The lipid differences between these cells may reflect the different functions of these cell types. Five lipids were present at higher intensity within astrocytes, four of which are phosphatidylethanolamines (PEs), such as PE(36:1). PE lipids, in particular, are important for determining membrane curvature as well as contractile ring disassembly at the cleavage furrow following cytokinesis.^[22] The higher PE abundance in astrocytes may reflect their replication rate compared to neurons, and their greater curvature. PE lipids have also been implicated in vesicle fusion and release for neurotransmission, potentially explaining the presence of PEs in neurons as well as astrocytes.^{[22d, 23]} The contributions of PE (and other lipids) that would be found at high local levels in neuronal and astrocytic processes would not be observed as our cell isolation procedures remove most processes from the isolated cell soma. Therefore, we expect that lipids enriched and found within these subcellular structures to be underrepresented in our results. Another 12 lipids had higher abundances in neurons (e.g. phosphatidylcholine (PC) (32:1) and SM(d36:1)). Many of the statistically different lipids enriched within neurons include PCs, which are common in lipid membranes and serve as the source for choline, used in neurotransmission.^[24] The remaining lipids are more difficult to relate to cell physiology; however, their relative abundance may reflect the distinct shapes or functions of neurons or astrocytes. Because biological membranes are highly conserved structures, we are excited that single cell MALDI MS can detect these subtle differences and ICC allows us to connect them to cell type.

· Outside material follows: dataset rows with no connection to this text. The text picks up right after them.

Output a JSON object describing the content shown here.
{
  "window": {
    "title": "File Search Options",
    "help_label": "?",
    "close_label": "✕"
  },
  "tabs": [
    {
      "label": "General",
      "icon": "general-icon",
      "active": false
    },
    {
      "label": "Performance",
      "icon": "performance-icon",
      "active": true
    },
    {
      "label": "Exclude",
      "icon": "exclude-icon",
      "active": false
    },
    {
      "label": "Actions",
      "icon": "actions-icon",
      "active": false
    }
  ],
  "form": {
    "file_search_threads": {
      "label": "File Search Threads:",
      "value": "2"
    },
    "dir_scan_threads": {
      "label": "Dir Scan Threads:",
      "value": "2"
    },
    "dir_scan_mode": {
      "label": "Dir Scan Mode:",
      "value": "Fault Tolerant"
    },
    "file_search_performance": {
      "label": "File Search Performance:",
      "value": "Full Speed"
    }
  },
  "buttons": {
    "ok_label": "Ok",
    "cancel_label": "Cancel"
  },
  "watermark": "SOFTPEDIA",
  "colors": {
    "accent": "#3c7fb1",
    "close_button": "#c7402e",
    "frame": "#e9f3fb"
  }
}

Recent single cell heterogeneity studies of brain cells have primarily been spearheaded by transcriptomics, but are inherently limited to gene expression profiles. Because of this information gap, we have developed an additional avenue for determining single cell metabolic information that can be tied directly to canonical cell types as defined by ICC. Not only can functional information be garnered from metabolites present within the cell, intrinsic chemical differences, such as lipid composition, may provide a more robust classification metric with direct links to cell phenotypes. The results obtained from MALDI MS-ICC can be used to guide targeted transcriptomic experiments to further understand how subtle chemical changes impact the global function of the brain. This information also enables targeted functional lipid experiments, which should aid our understanding of neuronal disorders as well as normal brain function. Moreover, the precise mapping of chemical details with ICC-established cell types within the brain is a significant advancement in single cell MS. Our development merges the rich chemical information found within mass spectra with the well-defined cellular classifications obtained by ICC from thousands of cells, enabling new insights into cell-to-cell differences found within the brain.